Make sure the two websites listed below are working OK before you go into the lesson. Also do some research on Alan Turing if you plan to get students to use google to find information about him.

Procedure

  • Ask your students the following questions in open class:
    • Do you think a computer will be invented that can interact with a human without the human realising that it’s a computer?
    • How well do you think computers cope now with language?
    • Have you ever used a translation tool? Have you found it useful/ accurate? Has the translation been good enough to use?
  • Ask your students whether they have ever heard of Alan Turing. Say that they are going to do a computer based activity and that their first task is to use the internet to find out who Alan Turing is and what the following have in connection with him.
    • The Enigma Code (he cracked it)
    • poisoned apple (he killed himself with one)
    • Gordon Brown  (he reclassified him as a war hero in 2009)
    • Steve Jobs (it’s rumoured that the Apple logo was created as a tribute to Alan Turing but Steve Jobs denies this)
    • The Turing Test (he proposed that we should not ask whether machines are intelligent, or can think, but whether they can act like a person).
  • Then in preparation for the computer based activity ask students to work in pairs or groups (the same pairs or groups as they will work on the computers) and think of five questions they would ask the computer to find out if there was a human answering them or whether the answers were coming from a robot/the computer. The only rule is they are not allowed to ask whether the 'person' is a robot/computer.
  • Monitor as students work to help them to formulate their ideas and questions. Take note of any problems areas such as question formation, phrases and vocabulary and spend some time going through these as a whole class so that students learn new language from others in the class and begin the computer task with correct questions.
  • Then ask students to work alone and to speculate what the answer is going to be. Again go through any problem areas. For me this is the most important point of the lesson as this is where fluency practice can be used as an opportunity for students to learn new language, understand why they make the mistakes they do and improve both accuracy and fluency.
  • Students then follow this link: http://alice.pandorabots.com and http://www.cooldictionary.com/splotchy.mpl and start their chat with the person/robot. They note the answers to the five questions and then carry on the conversation wherever it takes them after that. Students always enjoy talking to the robot and so you just need to set a time limit and allow them to carry on until the time is up.
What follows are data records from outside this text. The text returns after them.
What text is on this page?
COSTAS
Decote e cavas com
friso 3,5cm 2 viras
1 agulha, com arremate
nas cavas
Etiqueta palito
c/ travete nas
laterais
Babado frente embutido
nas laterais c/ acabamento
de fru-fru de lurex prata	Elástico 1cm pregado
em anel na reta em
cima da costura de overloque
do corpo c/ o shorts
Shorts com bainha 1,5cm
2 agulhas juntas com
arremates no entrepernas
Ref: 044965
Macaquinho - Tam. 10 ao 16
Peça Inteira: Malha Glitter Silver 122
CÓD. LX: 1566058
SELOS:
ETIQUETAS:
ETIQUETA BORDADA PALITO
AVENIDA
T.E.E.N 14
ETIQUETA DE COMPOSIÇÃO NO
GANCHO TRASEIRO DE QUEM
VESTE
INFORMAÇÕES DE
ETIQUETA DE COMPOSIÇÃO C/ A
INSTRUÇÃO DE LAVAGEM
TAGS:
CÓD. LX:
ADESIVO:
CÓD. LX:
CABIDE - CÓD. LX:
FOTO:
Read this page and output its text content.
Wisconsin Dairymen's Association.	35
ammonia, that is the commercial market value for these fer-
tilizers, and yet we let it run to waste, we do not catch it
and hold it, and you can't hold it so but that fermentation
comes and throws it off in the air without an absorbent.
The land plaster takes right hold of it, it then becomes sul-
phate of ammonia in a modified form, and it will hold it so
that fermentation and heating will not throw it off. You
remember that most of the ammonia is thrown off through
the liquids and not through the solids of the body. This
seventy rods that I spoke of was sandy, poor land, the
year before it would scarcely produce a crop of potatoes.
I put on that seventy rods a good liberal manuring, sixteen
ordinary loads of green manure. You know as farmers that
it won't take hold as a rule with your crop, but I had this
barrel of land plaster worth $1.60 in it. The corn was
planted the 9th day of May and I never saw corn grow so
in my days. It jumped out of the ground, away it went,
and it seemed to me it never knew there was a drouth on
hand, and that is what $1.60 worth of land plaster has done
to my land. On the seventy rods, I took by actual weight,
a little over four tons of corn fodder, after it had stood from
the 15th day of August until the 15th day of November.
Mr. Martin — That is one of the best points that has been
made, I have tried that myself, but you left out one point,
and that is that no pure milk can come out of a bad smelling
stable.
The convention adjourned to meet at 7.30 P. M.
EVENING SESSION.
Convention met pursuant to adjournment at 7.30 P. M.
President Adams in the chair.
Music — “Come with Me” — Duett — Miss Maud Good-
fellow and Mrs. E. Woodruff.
The robot will often use quite sophisticated language so help where possible and ask students to note any words or phrases for later class use.
  • After the activity ask students to share their experiences talking to Alice and Splotchy and see how convincing the robot (or 'bot') was. Were there any questions it coped well with? Anything it couldn’t cope with at all? What strategies did the robot use to deal with questions it maybe didn’t understand? What happened if the students didn’t get the English correct in their questions or responses?
  • To finish off, go through the Alan Turing questions. Do you agree with Turing that whether a machine can produce the same results as a human is more important than whether it is intelligent? Should computers have 'rights'?